China Blocks UK's Guardian Website
Access to the website of the Guardian newspaper has been blocked in China, according to censorship-tracking website greatfire.org.
The Guardian stated that "numerous attempts to access the site from multiple browsers, devices and locations across Beijing all failed without the aid of firewall-circumventing software."
The Guardian is the latest in a line of media outlets that have been blocked in China.
"The reasons for the Guardian block are unclear - no China-related stories published by the Guardian in the past two days would obviously be perceived as dangerous by the country's leadership," the newspaper said in an article on its guardian.co.uk website.
When the paper made inquiries, a China Foreign Ministry spokeswoman said: "This is the first time I have heard of this. I don't understand the situation. You can inquire with China's relevant department."
The Guardian ran a report on 6 January about the tension in China's ethnically diverse and troubled northwestern region of Xinjiang and the United States expressed concern about China's efforts to restrict the activity of foreign news organisations.

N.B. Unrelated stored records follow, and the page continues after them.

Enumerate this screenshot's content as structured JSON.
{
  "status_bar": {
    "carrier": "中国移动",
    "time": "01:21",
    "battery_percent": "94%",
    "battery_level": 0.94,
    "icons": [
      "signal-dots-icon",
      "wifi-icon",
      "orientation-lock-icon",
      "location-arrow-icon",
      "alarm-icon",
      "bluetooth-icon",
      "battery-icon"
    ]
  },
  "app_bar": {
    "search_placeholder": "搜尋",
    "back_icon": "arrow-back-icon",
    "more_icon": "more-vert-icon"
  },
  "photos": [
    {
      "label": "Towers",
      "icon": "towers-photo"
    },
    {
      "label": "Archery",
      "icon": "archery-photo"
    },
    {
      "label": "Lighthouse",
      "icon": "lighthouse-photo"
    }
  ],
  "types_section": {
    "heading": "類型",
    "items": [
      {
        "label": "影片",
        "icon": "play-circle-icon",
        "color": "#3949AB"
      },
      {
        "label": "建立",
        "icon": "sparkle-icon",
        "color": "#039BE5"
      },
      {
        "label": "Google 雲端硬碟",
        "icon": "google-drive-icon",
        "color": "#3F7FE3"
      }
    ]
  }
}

However, the Guardian said it "has covered the subject before without any noticeable fallout".
China has already blocked the New York Times and Bloomberg News websites for more than a year after the news heavyweights published reports about the wealth of family members of former Premier Wen Jiabao and President Xi Jinping, respectively.
Elsewhere, Thomson Reuters and the Wall Street Journal's Chinese-language websites were blocked in mid-November, although both became accessible on Christmas day.